Our patient had classic clinical and PSG features of RBD. Although he was not evaluated by a neurologist at any time after the diagnosis of RBD was made, he was seen by numerous physicians over his last year of life, and no neurologic symptoms or signs were apparent. Hence, our case is best characterized clinically as “idiopathic RBD.”
Histopathologic analysis in our case showed LBs and LNs, yet no significant neuronal loss or gliosis in the SN, LC, and RN. LBs, LNs, and degenerative changes were also present in the GCRF. Since symptomatology in LBD reflects neuronal loss more so than the presence of LBs and LNs [12
], the findings in this case argue against RBD reflecting degeneration in the SN, LC, and RN.

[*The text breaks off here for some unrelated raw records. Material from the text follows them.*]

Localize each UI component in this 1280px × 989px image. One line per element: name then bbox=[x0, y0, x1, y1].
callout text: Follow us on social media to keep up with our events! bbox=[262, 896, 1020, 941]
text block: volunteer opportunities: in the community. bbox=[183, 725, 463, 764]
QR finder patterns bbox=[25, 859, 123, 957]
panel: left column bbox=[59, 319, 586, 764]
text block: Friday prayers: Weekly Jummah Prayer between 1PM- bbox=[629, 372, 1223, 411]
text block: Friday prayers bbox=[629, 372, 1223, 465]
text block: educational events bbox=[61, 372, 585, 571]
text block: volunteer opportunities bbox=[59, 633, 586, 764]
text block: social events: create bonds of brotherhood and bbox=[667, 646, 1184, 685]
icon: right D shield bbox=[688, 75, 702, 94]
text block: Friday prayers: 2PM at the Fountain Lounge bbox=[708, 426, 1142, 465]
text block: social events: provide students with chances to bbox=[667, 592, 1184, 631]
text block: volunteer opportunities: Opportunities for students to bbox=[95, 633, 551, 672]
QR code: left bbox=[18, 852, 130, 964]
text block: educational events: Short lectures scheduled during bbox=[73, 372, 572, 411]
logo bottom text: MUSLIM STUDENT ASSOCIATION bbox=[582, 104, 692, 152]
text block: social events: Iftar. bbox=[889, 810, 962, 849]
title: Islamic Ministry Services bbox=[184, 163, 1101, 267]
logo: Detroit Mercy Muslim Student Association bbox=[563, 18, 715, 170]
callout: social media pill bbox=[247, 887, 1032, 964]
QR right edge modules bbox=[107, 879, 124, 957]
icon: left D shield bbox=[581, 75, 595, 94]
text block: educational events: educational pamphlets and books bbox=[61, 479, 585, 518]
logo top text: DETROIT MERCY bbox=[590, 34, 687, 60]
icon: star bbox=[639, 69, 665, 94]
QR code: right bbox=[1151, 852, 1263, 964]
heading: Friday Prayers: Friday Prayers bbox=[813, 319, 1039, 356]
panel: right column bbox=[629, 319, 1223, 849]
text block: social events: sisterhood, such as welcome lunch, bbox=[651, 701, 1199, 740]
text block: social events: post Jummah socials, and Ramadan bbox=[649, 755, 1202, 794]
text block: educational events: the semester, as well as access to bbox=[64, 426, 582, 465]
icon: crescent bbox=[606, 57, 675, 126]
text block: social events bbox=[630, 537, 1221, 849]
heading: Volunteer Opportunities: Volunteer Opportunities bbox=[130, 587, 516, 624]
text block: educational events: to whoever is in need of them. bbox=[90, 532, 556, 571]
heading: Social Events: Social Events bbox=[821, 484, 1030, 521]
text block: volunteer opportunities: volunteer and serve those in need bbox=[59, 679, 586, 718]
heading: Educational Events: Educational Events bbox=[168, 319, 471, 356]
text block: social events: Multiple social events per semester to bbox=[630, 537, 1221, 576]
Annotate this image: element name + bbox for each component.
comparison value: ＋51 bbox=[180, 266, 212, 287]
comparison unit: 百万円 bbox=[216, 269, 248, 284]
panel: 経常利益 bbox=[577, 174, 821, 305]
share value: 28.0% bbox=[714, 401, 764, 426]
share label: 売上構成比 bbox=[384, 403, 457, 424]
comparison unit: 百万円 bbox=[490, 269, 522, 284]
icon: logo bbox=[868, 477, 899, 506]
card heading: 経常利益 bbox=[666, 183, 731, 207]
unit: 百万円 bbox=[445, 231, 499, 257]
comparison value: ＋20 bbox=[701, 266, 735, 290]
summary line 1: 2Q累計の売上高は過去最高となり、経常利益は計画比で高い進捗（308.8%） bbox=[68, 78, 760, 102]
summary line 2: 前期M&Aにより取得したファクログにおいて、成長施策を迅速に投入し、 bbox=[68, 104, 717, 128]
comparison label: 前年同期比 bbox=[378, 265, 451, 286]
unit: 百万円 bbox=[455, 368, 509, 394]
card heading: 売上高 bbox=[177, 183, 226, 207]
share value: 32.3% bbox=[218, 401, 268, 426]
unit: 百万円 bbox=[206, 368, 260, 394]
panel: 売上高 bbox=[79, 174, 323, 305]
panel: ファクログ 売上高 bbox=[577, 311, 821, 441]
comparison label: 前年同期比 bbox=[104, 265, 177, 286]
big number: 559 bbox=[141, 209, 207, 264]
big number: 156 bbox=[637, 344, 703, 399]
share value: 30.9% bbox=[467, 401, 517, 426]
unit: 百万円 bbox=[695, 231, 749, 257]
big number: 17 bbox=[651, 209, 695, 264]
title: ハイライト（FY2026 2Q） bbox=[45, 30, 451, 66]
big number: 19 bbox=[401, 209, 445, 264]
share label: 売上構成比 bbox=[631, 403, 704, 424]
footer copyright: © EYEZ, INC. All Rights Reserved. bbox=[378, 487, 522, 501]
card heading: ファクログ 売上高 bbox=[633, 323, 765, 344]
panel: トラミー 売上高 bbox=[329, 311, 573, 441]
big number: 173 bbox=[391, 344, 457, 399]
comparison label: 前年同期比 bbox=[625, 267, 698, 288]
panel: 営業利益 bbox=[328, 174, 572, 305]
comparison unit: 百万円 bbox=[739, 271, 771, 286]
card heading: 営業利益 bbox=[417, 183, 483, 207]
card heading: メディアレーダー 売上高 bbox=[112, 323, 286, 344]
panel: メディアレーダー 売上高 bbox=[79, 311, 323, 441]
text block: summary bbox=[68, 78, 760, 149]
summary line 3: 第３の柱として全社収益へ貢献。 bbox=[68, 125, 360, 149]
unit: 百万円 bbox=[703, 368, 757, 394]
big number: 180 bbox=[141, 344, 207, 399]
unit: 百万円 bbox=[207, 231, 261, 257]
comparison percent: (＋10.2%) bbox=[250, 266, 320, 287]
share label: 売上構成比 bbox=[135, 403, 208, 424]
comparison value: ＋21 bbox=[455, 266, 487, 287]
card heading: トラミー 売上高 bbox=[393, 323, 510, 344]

Although our patient did not have his tissue processed in a manner so that detailed neuronal quantification could be carried out, the fact that no significant degeneration was evident in the SN and LC calls into question the role of these nuclei in RBD, at least in our case. The pedunculopontine nucleus (PPN) and laterodorsal tegmental nucleus (LDTN) could be involved, but the minimal degenerative changes in the rostral pons in our case, and the increased cholinergic mesopontine neurons in the case reported by Schenck et al. [13
], argue against marked degeneration of the PPN and LDTN being central to RBD. But what other nuclei could be involved? To date, no detailed neuronal counts have been carried out on the GCRF – the most caudal nucleus that exerts inhibitory influences on the alpha-motor neurons in the spinal cord. LBs, LNs, and neuronal loss were present in the GCRF in our case, but the large size and poorly defined borders of the GCRF makes quantification of neuronal loss challenging. Studies in the cat implicate the ventral part of the oral pontine reticular nucleus (vRPO) being critical to REM sleep [14
]; this nucleus has not been studied in detail in humans. Very recently, lesions to the sublaterodorsal (SLD) nucleus (analogous to the subcoeruleus/peri-coeruleus region in cats) were found to cause disinhibition of spinal motoneurons, resulting in increased EMG tone during REM sleep [15
]. The SLD or homologous nucleus has not been examined rigorously in humans, but certainly this nucleus warrants further study. Clearly, further work in brainstem neuron quantification is necessary in RBD patients, yet one hindrance in deciphering RBD pathogenesis in patients with parkinsonism and/or dementia is that multiple neuronal systems degenerate, making it difficult to know which systems are truly central to the disorder. Analyses in patients with idiopathic RBD may be most enlightening, as the degenerative changes may be more mild and selective, and thus more revealing.